Simon and those with him hunted for Him,
37 En zij Hem gevonden hebbende, zeiden tot Hem: Zij zoeken U allen.
and upon finding Him they said to Him, “Everyone is looking for you.”
38 En Hij zeide tot hen: Laat ons in de bijliggende vlekken gaan, opdat Ik ook daar predike; want daartoe ben Ik uitgegaan.
But He said to them: “Let us go to the neighboring towns, so I can preach there also; that is why I have come.”
39 En Hij predikte in hun synagogen, door geheel Galilea, en wierp de duivelen uit.
He was constantly preaching in their synagogues throughout all Galilee, and also casting out demons.
40 En tot Hem kwam een melaatse, biddende Hem, en vallende voor Hem op de knieen, en tot Hem zeggende: Indien Gij wilt, Gij kunt mij reinigen.
A leper came to Him, imploring Him, kneeling before Him and saying to Him, “If you want to, you are able to cleanse me.”
41 En Jezus, met barmhartigheid innerlijk bewogen zijnde, strekte de hand uit, en raakte hem aan, en zeide tot hem: Ik wil, word gereinigd!
So being moved with compassion, Jesus stretched out His hand and touched him, and said to him: “I want to; be cleansed!”
42 En als Hij dit gezegd had, ging de melaatsheid terstond van hem, en hij werd gereinigd.
And when He said this, immediately the leprosy left him, and he was cleansed.
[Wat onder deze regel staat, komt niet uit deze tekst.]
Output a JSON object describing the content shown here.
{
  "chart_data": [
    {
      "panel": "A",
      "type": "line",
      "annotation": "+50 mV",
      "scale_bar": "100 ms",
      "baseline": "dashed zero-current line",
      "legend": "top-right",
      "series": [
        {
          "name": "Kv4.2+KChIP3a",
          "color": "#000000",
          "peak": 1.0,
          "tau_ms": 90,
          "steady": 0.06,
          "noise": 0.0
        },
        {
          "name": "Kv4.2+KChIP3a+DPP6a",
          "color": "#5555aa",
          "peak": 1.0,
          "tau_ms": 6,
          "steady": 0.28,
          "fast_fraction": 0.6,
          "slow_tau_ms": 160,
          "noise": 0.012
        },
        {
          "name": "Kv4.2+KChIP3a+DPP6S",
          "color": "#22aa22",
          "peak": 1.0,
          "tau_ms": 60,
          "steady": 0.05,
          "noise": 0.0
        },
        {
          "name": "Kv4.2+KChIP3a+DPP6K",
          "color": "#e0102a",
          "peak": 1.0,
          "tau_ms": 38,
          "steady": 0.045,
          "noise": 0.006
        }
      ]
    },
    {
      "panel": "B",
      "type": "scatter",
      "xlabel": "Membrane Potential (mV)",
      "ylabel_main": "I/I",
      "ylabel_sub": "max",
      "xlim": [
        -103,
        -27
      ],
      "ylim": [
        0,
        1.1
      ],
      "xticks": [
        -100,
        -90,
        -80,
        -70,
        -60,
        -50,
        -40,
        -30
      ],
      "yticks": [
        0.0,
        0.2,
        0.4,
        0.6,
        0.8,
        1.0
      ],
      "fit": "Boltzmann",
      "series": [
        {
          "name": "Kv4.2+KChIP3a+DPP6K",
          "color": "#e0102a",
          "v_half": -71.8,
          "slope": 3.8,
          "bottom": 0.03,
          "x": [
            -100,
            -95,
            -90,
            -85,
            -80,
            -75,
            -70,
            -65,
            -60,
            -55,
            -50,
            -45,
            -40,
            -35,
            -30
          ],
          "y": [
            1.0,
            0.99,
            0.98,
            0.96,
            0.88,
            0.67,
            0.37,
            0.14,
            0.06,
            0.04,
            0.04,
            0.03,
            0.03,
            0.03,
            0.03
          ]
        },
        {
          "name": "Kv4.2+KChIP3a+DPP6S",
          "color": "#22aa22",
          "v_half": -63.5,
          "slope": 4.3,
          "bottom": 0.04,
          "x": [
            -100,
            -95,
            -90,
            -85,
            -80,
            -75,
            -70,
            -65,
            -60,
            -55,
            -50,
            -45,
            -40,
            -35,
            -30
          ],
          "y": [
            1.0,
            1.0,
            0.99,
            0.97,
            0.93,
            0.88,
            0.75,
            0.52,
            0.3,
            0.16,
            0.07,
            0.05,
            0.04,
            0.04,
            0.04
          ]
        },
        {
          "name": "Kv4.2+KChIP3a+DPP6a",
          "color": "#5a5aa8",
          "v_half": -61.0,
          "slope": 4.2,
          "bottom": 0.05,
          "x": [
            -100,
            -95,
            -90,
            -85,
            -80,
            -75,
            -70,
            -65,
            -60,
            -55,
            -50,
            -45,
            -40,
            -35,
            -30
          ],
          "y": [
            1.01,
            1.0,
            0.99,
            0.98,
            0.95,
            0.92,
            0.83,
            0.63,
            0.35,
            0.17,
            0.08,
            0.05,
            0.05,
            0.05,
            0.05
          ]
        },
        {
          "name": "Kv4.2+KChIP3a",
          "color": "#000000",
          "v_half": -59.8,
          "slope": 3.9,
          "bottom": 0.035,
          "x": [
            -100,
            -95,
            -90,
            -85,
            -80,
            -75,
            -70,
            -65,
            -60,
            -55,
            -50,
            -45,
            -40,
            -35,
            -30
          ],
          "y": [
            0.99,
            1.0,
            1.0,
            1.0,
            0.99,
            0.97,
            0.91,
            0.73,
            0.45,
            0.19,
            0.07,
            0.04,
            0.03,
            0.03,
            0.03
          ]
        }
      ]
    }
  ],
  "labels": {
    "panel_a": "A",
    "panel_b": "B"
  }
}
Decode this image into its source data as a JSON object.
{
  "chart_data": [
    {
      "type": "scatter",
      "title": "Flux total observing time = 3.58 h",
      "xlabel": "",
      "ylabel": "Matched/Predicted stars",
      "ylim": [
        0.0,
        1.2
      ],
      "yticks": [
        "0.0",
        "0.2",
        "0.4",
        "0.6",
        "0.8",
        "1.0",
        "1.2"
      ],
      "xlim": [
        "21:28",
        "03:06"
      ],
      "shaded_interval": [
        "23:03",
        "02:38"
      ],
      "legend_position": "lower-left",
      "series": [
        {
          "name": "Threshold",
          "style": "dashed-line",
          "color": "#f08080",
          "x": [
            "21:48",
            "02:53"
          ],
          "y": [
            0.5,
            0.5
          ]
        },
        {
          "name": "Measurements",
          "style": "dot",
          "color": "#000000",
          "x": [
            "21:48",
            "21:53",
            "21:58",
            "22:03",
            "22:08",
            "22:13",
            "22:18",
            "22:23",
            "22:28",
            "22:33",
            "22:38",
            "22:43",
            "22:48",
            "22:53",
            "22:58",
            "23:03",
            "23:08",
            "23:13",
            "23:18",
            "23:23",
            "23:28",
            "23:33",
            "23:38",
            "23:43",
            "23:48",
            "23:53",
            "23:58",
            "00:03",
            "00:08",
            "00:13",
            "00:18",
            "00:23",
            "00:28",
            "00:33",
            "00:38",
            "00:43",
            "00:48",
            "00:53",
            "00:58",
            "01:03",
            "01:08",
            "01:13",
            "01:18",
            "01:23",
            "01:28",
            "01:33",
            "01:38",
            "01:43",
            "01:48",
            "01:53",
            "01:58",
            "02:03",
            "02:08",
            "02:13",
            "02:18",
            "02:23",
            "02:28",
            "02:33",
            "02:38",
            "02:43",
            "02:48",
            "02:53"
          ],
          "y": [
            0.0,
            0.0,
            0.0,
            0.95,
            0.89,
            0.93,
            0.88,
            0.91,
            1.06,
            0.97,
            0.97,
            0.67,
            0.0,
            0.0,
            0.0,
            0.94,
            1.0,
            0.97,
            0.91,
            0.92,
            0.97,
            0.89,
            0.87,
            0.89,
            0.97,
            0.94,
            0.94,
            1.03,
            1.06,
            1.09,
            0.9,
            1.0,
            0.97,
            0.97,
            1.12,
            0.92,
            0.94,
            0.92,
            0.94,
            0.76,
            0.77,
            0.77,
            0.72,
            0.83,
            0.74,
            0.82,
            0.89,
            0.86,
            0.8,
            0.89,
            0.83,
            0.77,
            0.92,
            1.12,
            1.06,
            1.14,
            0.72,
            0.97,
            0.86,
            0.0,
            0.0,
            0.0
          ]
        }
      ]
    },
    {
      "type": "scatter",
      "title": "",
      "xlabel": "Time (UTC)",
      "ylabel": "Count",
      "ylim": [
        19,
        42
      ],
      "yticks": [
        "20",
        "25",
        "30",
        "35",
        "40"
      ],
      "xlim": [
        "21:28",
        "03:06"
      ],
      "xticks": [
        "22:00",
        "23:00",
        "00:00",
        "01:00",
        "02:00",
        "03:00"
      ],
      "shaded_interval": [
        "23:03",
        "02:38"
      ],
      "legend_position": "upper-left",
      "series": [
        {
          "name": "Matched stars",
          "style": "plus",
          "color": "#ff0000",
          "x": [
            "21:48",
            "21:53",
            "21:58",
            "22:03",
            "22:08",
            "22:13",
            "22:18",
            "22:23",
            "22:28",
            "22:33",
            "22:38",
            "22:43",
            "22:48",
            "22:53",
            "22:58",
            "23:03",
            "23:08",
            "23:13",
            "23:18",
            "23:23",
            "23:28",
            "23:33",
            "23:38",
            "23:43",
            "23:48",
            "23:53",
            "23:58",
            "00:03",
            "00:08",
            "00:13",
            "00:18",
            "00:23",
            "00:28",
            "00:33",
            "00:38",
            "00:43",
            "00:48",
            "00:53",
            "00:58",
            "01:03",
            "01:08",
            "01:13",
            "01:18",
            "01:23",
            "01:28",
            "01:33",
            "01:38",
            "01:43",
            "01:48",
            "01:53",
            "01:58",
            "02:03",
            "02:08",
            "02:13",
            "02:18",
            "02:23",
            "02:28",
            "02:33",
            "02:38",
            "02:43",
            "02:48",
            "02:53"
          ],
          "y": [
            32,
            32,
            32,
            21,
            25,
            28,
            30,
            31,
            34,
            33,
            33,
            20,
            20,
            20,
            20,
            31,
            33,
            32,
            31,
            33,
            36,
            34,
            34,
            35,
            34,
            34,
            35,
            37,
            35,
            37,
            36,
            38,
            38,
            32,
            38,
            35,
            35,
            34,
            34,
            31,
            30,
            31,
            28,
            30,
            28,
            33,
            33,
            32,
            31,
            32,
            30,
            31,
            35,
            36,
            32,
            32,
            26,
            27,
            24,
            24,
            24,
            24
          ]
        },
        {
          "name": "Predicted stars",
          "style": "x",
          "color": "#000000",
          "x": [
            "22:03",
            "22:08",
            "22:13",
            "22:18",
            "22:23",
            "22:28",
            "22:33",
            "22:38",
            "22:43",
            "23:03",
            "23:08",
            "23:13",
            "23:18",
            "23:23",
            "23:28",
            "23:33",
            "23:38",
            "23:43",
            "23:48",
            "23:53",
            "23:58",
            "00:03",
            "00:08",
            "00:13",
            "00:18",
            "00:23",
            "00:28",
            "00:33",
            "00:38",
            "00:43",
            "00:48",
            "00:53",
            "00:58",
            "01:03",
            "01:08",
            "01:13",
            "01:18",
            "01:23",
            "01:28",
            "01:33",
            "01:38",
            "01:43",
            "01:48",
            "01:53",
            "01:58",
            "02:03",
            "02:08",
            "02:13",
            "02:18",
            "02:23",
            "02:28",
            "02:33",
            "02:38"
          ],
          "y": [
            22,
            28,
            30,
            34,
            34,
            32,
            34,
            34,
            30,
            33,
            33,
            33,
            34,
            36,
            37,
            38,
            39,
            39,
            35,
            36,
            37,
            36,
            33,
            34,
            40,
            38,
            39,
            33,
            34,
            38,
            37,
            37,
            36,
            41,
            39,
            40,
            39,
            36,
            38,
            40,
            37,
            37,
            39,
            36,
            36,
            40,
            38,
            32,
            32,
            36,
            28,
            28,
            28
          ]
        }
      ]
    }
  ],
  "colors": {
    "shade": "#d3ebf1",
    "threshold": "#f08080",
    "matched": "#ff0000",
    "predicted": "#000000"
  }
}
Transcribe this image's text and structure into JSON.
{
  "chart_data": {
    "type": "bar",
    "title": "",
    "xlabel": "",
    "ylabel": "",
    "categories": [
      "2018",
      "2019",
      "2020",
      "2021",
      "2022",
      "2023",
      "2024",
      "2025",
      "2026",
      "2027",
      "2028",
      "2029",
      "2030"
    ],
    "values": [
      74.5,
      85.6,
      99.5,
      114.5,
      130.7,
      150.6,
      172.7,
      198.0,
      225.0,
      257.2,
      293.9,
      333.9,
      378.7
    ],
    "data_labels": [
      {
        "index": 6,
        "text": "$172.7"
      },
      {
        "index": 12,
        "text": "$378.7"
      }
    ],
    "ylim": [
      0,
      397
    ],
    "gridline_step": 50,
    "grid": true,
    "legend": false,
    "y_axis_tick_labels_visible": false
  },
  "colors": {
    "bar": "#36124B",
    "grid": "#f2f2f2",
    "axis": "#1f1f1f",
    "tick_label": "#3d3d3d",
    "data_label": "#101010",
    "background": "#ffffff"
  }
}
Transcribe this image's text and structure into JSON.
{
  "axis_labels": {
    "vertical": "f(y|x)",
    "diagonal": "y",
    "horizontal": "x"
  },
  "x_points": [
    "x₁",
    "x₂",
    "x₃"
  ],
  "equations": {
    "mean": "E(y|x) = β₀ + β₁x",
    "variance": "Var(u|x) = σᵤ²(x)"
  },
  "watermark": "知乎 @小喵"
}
43 En als Hij hem strengelijk verboden had, deed Hij hem terstond van Zich gaan;
And He sent him away at once, sternly warning him,
44 En zeide tot hem: Zie, dat gij niemand iets zegt; maar ga heen en vertoon uzelven den priester, en offer voor uw reiniging, hetgeen Mozes geboden heeft, hun tot een getuigenis.
by saying: “See that you say nothing to anyone; but go, show yourself to the priest and offer for your cleansing the things that Moses commanded, as a testimony to them.”
45 Maar hij uitgegaan zijnde, begon vele dingen te verkondigen, en dat woord te verbreiden, alzo dat Hij niet meer openbaar in de stad kon komen, maar was buiten in de woeste plaatsen; en zij kwamen tot Hem van alle kanten.
However he went out and began to proclaim it freely, spreading the news, so that He was no longer able to enter a town openly, but remained outside in deserted places; yet they kept coming to Him from all over.